You say, oh, obviously you just should redirect writes to a shadow layer or something (and later Windows can do that), but at the time they faced the rather large problem that there is no formal concept of an installer or package in Windows. An installer is just an ordinary program and the OS has no app identity available. So, how do you know when to activate this redirection, and what is the key identifying the layer to which redirects happen, and how do you handle the case where some writes are upgrades and others are downgrades, etc, and how do you do all that in a short amount of time when shipping (meant literally in those days) will start in just a few months?
2 replies →
Windows 95 was not Windows NT and it still used the FAT32 file system, where it was not really possible to enforce access rights.
As TFA says:
You even had installers that took even more extreme measures and said, “Okay, fine, I can’t overwrite the file, so I’m going to reboot the system and then overwrite the file from a batch file, see if you can stop me.”
1 reply →
You are right that it’s not equivalent, but the article explains why redirecting the writes wasn’t a viable option.
> If they had taken essentially the same approach as wine and functionally created a WINEPREFIX per application then it would not be unhinged.
Man, wouldn't it have been nice if everyone had enough hard drive space in those days in order to do something like that...
Two words: proprietary installers.
If an installer expects to be able to overwrite a file and fails to do so, it might crash, leaving the user with a borked installation.
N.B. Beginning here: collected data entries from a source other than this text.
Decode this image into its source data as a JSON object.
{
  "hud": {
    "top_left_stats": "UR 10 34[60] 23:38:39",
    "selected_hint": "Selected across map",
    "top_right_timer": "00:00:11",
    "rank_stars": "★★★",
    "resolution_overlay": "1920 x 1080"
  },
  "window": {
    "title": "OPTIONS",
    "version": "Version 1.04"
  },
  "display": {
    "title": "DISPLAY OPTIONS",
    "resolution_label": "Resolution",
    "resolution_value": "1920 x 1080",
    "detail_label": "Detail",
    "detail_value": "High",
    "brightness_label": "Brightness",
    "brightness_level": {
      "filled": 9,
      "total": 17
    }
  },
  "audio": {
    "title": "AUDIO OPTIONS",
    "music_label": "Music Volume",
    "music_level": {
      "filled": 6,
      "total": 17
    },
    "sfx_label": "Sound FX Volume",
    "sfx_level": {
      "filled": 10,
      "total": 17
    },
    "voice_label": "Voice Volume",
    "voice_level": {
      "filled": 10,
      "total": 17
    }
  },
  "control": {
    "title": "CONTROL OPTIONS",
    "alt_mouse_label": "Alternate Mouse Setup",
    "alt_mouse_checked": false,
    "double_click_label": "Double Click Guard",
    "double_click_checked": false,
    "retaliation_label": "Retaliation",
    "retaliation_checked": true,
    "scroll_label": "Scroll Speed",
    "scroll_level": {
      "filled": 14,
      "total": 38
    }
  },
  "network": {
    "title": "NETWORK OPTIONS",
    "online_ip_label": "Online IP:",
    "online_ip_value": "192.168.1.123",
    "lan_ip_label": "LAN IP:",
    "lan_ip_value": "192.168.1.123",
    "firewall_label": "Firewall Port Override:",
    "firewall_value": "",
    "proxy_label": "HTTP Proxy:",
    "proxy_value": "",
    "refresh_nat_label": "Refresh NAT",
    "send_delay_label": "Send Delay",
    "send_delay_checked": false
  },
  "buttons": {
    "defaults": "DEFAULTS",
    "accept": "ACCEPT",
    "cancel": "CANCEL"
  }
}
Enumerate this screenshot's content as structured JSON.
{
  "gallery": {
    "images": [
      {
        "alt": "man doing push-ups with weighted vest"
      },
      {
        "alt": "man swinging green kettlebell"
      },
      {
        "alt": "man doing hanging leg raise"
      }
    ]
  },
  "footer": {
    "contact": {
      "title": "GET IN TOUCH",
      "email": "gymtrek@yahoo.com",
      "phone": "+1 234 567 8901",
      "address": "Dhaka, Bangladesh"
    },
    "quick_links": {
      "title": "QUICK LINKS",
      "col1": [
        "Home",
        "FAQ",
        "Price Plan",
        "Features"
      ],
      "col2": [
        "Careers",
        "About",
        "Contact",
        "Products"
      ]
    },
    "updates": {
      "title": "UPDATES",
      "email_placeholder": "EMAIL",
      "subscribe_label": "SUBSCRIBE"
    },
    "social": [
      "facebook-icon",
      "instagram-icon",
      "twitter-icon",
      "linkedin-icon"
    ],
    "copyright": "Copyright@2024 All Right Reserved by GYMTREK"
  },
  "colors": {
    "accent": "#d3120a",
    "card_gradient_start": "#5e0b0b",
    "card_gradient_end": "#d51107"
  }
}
Of course you can blame the installer, but resolution of the problem might take a long time, or might never happen, depending on the willingness of the vendor to fix it.
> If . . . the replacement has a higher version number than the one in the SYSBCKUP directory, then the replacement was copied into the SYSBCKUP directory for safekeeping.
This as well. I know there are a million ways for a malicious installer to brick Win95, but a particularly funny one is hijacking the OS to perpetually rewrite its own system components back to compromised version number ∞ whenever another installer tries to clean things up.
Whats unhinged about a periodic integrity check? Doesn't seem much different than a startup/boot check. If you're talking about security, you've come to the wrong OS.
Then blindly overwriting the shared libraries despite the guidance what the vendor of the OS provides is actually hinged, yes?
I agree, it's unhinged for applications to overwrite newer versions of system files with older ones.
You'd have to track down some 16bit Win3.x software to install. Probably on floppy disks since CD-ROMs weren't common.